The Loves of Mars and Venus was an undoubted success, with seven performances during its first season and revivals at the Drury Lane Theatre until 1724. Colley Cibber the English actor-manager, playwright and Poet Laureate, said of it 'To give even Dancing therefore some Improvement; and to make it something more than Motion without Meaning, the Fable of Mars and Venus, was form'd into a connected Presentation of Dances in Character, wherein the Passions were so happily expressed, and the whole Story so intelligibly told, by a mute Narration of Gesture only, that even thinking Spectators allow'd it both a pleasing and a rational Entertainment'. It also inspired a parody version by John Rich.

== 300th anniversary performance ==

The Weaver Dance Company, was founded in 2016, to produce a show to celebrate the 300th anniversary of the first performance of The Loves of Mars and Venus.
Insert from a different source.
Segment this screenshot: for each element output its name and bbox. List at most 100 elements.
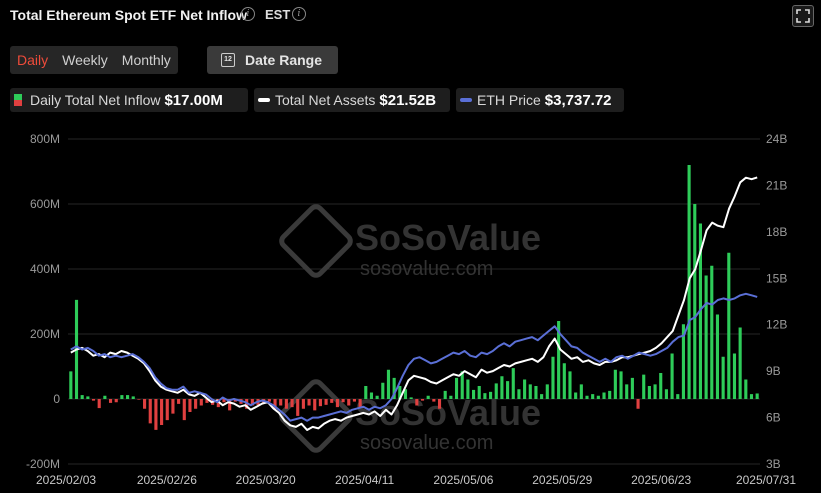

Weaver created a patchwork to make his musical score, a pasticcio, but it has been lost. So a pasticcio was pieced together using music from the London stage of the day with works by Jean-Baptiste Lully (1632–87), Jacques Paisible (c1656–1721), Henry Purcell (1659–95), Gottfried Finger (c1660–1730), John Eccles (1668–1735), Jeremiah Clarke (c1674–1704), and William Croft (1678–1727), using Weaver's text as a guide.

As a reconstruction of the full dance-drama with its cast of 26 characters was beyond the Company’s resources, they set out to create a show that would introduce the audience to the world of the 18th-century London stage and John Weaver's frustrations with the limitations of dancing there, following Weaver as he tries to create his first 'Dramatick Entertainment of Dancing' with dance taking an equal place as an art alongside music and drama.

Using John Weaver’s own published scenario to reconstruct the gestures and theatrical dances recorded in Beauchamp–Feuillet notation in the early 18th century as the basis for new choreography, The Weaver Dance Company presented their The Loves of Mars and Venus, exactly 300 years to the day after the first performance, at the Fitzwilliam College Auditorium in Cambridge on 2 March 2017.